Our third day in Tierradentro, when I tried to visit the two museums attached to the park, a guard informed me that they were closed, “for public safety.” He said something like “guerilla action” and pointed toward the mountains to the east. I asked if the large “boom” Michael and I heard while climbing to other tombs that morning – that I thought was thunder – might, but have been a… bomba! he confirmed.

And this brings us to the part of the story that Colombian tourism officials were rather I not tell.The FARC (Revolutionary Armed Forces of Colombia), the so-called “people’s army,” has been engaged in armed conflict with the military for over thirty years. During that time, violence has come from all sides: the army, the paramilitaries, narcotraficantes and the FARC, fighting a guerrilla war mostly in remote regions.

We heard stories, including one from Pacho, our horse guide, of being “taken” by militares or paramilitares years ago and feeling lucky to have escaped with his life. “I was never anything but a guide in my entire life.” We saw manned bunkers built of sand bags right in the middle of village squares. We saw the remains of a bank, blown up and robbed by FARC eleven years ago and left pretty much untouched since then. Several times, while on buses, we were stopped by soldiers and escorted off. Men were lined up and patted down (including Michael; (see photo) and questioned, and women’s bags searched, including mine. For what? We kept asking. Drugs? Guns? No clear answer. The young soldiers were friendly, and no one objected when I took photos, but it was very reminiscent of Central America in the 1980s during the war-torn years we lived there.
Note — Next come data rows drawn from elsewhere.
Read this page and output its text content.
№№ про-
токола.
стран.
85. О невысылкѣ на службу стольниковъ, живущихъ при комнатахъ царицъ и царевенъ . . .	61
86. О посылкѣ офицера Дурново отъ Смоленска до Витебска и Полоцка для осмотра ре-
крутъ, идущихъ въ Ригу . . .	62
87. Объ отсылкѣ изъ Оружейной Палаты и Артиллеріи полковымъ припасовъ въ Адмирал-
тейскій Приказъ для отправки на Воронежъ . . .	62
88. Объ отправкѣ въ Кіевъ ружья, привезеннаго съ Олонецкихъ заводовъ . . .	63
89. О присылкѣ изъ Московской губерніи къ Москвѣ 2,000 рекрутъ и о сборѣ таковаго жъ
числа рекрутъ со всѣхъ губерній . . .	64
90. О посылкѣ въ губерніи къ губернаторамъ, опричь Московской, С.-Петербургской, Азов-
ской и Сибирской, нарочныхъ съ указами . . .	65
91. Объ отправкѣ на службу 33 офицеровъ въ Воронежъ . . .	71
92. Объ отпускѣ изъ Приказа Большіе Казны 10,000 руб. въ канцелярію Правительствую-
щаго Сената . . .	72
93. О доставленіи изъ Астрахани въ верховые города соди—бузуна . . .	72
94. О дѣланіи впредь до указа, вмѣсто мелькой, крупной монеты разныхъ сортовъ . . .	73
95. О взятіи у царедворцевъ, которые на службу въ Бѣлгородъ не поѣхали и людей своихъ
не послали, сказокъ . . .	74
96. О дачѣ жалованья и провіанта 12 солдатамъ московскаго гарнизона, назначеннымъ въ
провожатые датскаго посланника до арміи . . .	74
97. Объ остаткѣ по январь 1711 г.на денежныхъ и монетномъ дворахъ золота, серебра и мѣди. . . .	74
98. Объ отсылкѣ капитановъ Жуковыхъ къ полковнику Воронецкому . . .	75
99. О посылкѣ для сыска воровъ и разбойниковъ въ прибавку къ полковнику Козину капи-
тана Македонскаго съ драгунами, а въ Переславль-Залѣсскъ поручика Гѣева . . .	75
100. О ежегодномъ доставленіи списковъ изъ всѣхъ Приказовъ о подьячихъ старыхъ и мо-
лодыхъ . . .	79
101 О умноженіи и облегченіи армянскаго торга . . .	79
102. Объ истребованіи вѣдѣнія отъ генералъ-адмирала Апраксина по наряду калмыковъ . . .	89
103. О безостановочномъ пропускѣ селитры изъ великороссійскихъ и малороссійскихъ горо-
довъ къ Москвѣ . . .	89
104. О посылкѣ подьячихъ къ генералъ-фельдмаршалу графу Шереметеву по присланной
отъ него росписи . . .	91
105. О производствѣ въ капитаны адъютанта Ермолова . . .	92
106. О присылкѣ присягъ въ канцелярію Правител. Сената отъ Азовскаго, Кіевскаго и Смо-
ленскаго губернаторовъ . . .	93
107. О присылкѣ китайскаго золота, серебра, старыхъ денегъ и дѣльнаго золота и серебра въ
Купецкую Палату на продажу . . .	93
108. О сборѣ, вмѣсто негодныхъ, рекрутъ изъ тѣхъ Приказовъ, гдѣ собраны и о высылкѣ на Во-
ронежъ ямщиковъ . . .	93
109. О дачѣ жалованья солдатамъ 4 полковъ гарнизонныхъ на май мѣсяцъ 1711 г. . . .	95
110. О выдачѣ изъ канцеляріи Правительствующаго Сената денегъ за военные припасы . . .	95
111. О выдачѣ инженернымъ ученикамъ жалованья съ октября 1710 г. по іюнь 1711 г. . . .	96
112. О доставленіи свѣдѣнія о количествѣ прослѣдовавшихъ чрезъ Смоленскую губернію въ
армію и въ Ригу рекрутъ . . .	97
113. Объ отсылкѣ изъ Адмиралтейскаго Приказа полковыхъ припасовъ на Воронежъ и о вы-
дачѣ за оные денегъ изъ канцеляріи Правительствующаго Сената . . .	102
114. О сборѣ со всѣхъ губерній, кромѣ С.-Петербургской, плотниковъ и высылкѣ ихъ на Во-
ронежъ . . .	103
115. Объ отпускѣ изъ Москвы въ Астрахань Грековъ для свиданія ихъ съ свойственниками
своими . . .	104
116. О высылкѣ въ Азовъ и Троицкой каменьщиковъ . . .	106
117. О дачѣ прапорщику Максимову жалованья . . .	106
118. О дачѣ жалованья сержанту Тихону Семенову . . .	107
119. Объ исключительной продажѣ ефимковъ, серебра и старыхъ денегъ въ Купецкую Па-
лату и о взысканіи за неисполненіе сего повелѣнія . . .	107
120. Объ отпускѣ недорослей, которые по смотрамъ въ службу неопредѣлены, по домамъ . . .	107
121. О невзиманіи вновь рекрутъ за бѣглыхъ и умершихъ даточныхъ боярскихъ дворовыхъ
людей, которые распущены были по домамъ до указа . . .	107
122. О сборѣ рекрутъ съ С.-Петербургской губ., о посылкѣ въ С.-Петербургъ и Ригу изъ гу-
Things had calmed down in last few years, and Colombia’s tourism was just beginning to rebound. Then, on the day we left, a car bomb in Bogotá targeting a right-wing ex-minister killed two people and injured many others, and the U.S. Embassy immediately issued a “terrorism” travel advisory.
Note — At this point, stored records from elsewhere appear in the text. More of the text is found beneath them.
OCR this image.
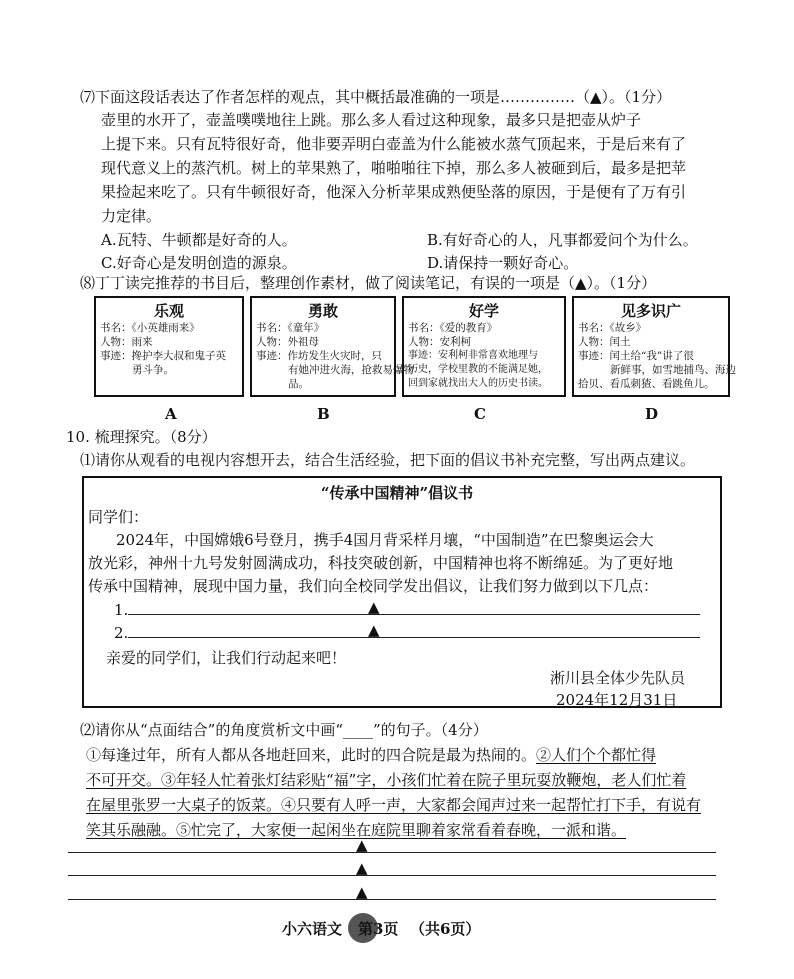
⑺下面这段话表达了作者怎样的观点，其中概括最准确的一项是……………（▲）。（1分）
壶里的水开了，壶盖噗噗地往上跳。那么多人看过这种现象，最多只是把壶从炉子
上提下来。只有瓦特很好奇，他非要弄明白壶盖为什么能被水蒸气顶起来，于是后来有了
现代意义上的蒸汽机。树上的苹果熟了，啪啪啪往下掉，那么多人被砸到后，最多是把苹
果捡起来吃了。只有牛顿很好奇，他深入分析苹果成熟便坠落的原因，于是便有了万有引
力定律。
A.瓦特、牛顿都是好奇的人。	B.有好奇心的人，凡事都爱问个为什么。
C.好奇心是发明创造的源泉。	D.请保持一颗好奇心。
⑻丁丁读完推荐的书目后，整理创作素材，做了阅读笔记，有误的一项是（▲）。（1分）
乐观
书名：《小英雄雨来》
人物：雨来
事迹：搀护李大叔和鬼子英
勇斗争。
勇敢
书名：《童年》
人物：外祖母
事迹：作坊发生火灾时，只
有她冲进火海，抢救易爆物
品。
好学
书名：《爱的教育》
人物：安利柯
事迹：安利柯非常喜欢地理与
历史，学校里教的不能满足她，
回到家就找出大人的历史书读。
见多识广
书名：《故乡》
人物：闰土
事迹：闰土给“我”讲了很
新鲜事，如雪地捕鸟、海边
拾贝、看瓜刺猹、看跳鱼儿。
A	B	C	D
10. 梳理探究。（8分）
⑴请你从观看的电视内容想开去，结合生活经验，把下面的倡议书补充完整，写出两点建议。
“传承中国精神”倡议书
同学们：
2024年，中国嫦娥6号登月，携手4国月背采样月壤，“中国制造”在巴黎奥运会大
放光彩，神州十九号发射圆满成功，科技突破创新，中国精神也将不断绵延。为了更好地
传承中国精神，展现中国力量，我们向全校同学发出倡议，让我们努力做到以下几点：
1.	▲
2.	▲
亲爱的同学们，让我们行动起来吧！
淅川县全体少先队员
2024年12月31日
⑵请你从“点面结合”的角度赏析文中画“____”的句子。（4分）
①每逢过年，所有人都从各地赶回来，此时的四合院是最为热闹的。②人们个个都忙得
不可开交。③年轻人忙着张灯结彩贴“福”字，小孩们忙着在院子里玩耍放鞭炮，老人们忙着
在屋里张罗一大桌子的饭菜。④只要有人呼一声，大家都会闻声过来一起帮忙打下手，有说有
笑其乐融融。⑤忙完了，大家便一起闲坐在庭院里聊着家常看着春晚，一派和谐。
▲
▲
▲
小六语文 第3页 （共6页）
Despite all this, the Colombians are wonderfully friendly people – open, curious, eager to be of help if they see you stopped in the street looking at a map, or grabbing your arm affectionately while giving directions. Indigenous people are more reserved, as in Ecuador. Curiously, we saw little evidence of indigenous, at least those easily identified by clothing or language, except for our last stop, a small village called Silvia, where the Guambianos live in hamlets outside town. Men wear bright-blue, calf-length, wrap skirts with pink fringe, fedora-style hats, ponchos and ankle boots. Women dress in variations of the same colors, also with ankle boots (though I saw a few fashion-conscious young women in running shoes). They don’t like cameras, and there were no postcards (Colombia has no national postal system!) but I grabbed a couple of photos on market day.